The Central European Economic Chamber (CEEC) has launched the New Amber Road (NAR) in a bid to support companies from parts of Europe, and mainly Poland, in their expansion to Africa and the Far East. The initiative is intended to facilitate the entry of Polish products including food into the difficult Chinese market.
CEEC has been active since 2014 and represents 23 Central European countries comprising around 160 million people. The Chamber has already opened North/South offices in Jordan, Oman, Saudi Arabia, Bahrain, Uganda, Tanzania and Rwanda. As part of the New Amber Route, it also plans to sell agricultural surpluses produced by Polish farmers. China and India are also interested in participating.
Historically, the Amber Route was a trade route between the European Mediterranean countries and the lands on the southern coast of the Baltic Sea. After the conquest of the lands along the middle Danube in the 1st century AD the Romans developed the amber trade on a large scale, organising expeditions from Pannonia to the Baltic, especially to Sambia, by several routes. The trade peaked in the 3rd century, and from the mid-4th century the exchange gradually declined.

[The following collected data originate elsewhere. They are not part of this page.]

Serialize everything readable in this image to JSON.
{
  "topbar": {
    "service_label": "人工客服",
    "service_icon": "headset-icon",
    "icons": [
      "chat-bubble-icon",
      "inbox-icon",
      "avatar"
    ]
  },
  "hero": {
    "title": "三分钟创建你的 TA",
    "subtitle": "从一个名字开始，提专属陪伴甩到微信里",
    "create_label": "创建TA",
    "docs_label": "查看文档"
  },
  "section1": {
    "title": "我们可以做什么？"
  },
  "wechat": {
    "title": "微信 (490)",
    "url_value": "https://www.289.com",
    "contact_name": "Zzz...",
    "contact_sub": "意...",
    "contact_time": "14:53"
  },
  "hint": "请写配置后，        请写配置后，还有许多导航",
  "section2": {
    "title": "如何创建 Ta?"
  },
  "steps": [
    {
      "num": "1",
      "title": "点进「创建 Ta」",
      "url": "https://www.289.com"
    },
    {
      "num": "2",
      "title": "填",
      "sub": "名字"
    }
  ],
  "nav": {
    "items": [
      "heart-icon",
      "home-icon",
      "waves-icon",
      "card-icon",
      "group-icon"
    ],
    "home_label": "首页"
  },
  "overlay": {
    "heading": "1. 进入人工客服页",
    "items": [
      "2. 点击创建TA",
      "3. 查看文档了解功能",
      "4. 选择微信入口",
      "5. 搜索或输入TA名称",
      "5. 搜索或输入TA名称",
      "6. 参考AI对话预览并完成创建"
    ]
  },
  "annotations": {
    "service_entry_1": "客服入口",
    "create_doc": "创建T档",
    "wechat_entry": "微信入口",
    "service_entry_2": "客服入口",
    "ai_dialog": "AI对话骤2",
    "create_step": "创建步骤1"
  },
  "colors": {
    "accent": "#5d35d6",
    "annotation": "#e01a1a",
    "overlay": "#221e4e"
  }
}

The launching of the NAR involves the development of trade, science and information corridors, integrating the dynamically developing markets with services in goods, finance, services and economic potential from Central Europe.
“The new Amber Route will facilitate trade on an unprecedented scale. Imagine that the NAR is able to pin down countries with populations in excess of 1 billion people, without including India and China, which are also interested in cooperating on our project. We are already seeing great interest in our project among the countries along the New Amber Route”, said Łukasz Osiński, president of CEEC.
The project is co-financed by the European Union and is also supported by local governments, financial funds and other organisations or companies.